Consult your doctor or gynecologist if you notice any changes in your monthly regularity, frequency, duration, or volume.
What is a girl’s period like?
Even though it may look like a lot of blood, a girl will typically only shed a few tablespoons of blood for the entirety of her period. During their period, most young women need to change their sanitary pad, tampon, or menstrual cup approximately three to six times per day.

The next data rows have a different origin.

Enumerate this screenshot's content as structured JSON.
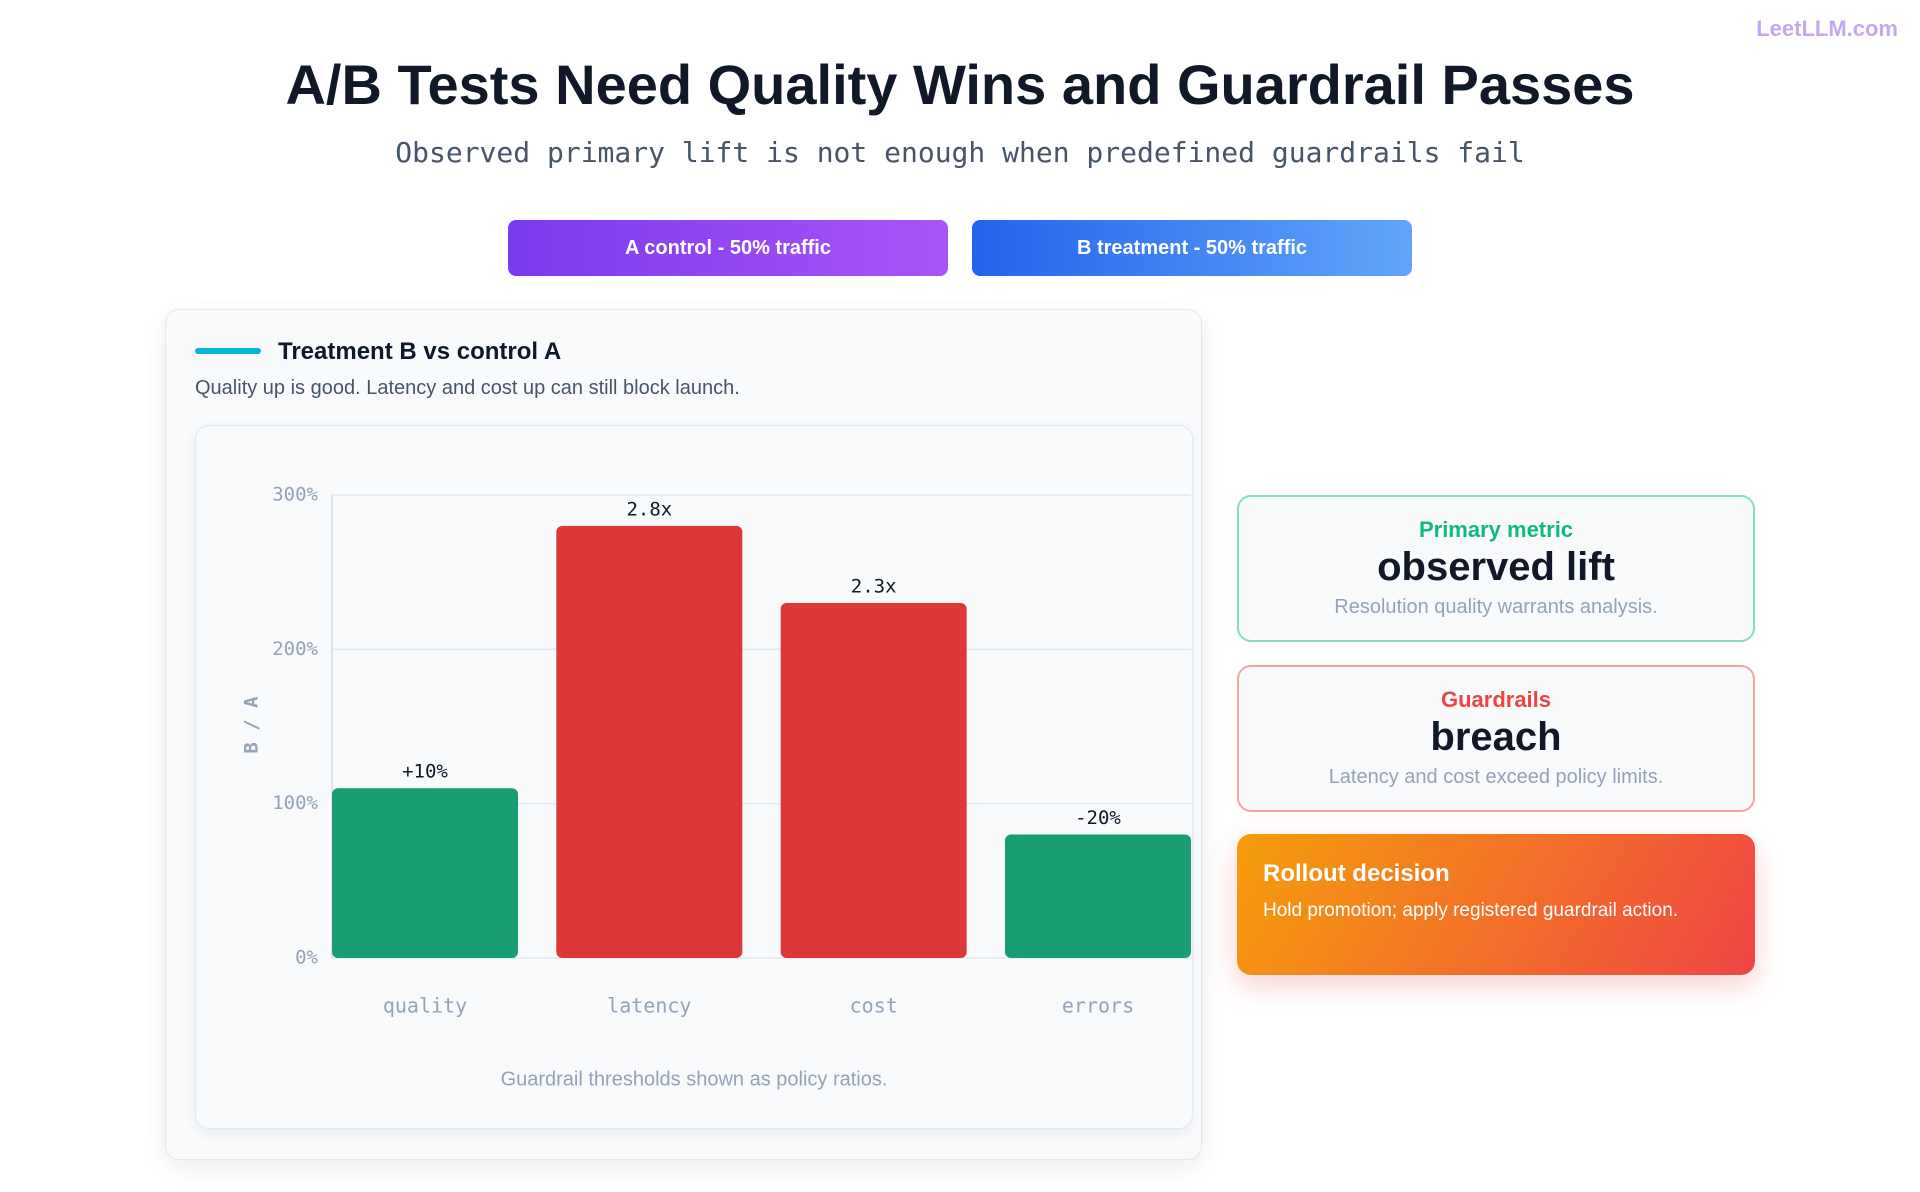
{
  "header": {
    "brand": "LeetLLM.com",
    "title": "A/B Tests Need Quality Wins and Guardrail Passes",
    "subtitle": "Observed primary lift is not enough when predefined guardrails fail"
  },
  "pills": [
    "A control - 50% traffic",
    "B treatment - 50% traffic"
  ],
  "card": {
    "title": "Treatment B vs control A",
    "subtitle": "Quality up is good. Latency and cost up can still block launch.",
    "footnote": "Guardrail thresholds shown as policy ratios."
  },
  "chart_data": {
    "type": "bar",
    "y_label": "B / A",
    "categories": [
      "quality",
      "latency",
      "cost",
      "errors"
    ],
    "values": [
      110,
      280,
      230,
      80
    ],
    "value_labels": [
      "+10%",
      "2.8x",
      "2.3x",
      "-20%"
    ],
    "colors": [
      "#199e73",
      "#dc3838",
      "#dc3838",
      "#199e73"
    ],
    "ylim": [
      0,
      300
    ],
    "yticks": [
      {
        "value": 0,
        "label": "0%"
      },
      {
        "value": 100,
        "label": "100%"
      },
      {
        "value": 200,
        "label": "200%"
      },
      {
        "value": 300,
        "label": "300%"
      }
    ],
    "grid": true
  },
  "side": [
    {
      "label": "Primary metric",
      "value": "observed lift",
      "desc": "Resolution quality warrants analysis."
    },
    {
      "label": "Guardrails",
      "value": "breach",
      "desc": "Latency and cost exceed policy limits."
    },
    {
      "label": "Rollout decision",
      "desc": "Hold promotion; apply registered guardrail action."
    }
  ]
}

What happens during a period?
A woman’s monthly bleeding, also referred to as a “period,” is referred to as menstruation. Menstruation is the process by which your body rids itself of the buildup of uterine lining that occurs on a monthly basis (womb). Your menstrual blood and tissue leave your body through your vagina after passing through the narrow opening in your cervix. Your cervix is located at the base of your uterus.
Why do girls get periods?
When you are a woman, you get your period because your body is trying to get rid of tissue that it no longer requires. Your body becomes ready for pregnancy a little bit more each month. In preparation for caring for an embryo that has been fertilized, the lining of your uterus will become more robust. You will experience the release of an egg that is now available to be fertilized and implanted in the lining of your uterus.
Which age period is best?
Your body will tell you when it’s time to start having periods. In most cases, this occurs between the ages of 10 and 16, or two years following the onset of the first signs of puberty. Some of the possible causes of delayed periods are being underweight, getting a lot of activity (including dancing, gymnastics, and athletics), experiencing a lot of stress, and having an imbalance in hormones.
Which age periods will stop?
In your 40s, your menstrual periods may become longer or shorter, heavier or lighter, and more or less frequent, until eventually — on average, by the age of 51 — your ovaries stop releasing eggs, and you no longer have periods. This happens when your ovaries stop producing eggs, which happens when your ovaries stop producing eggs.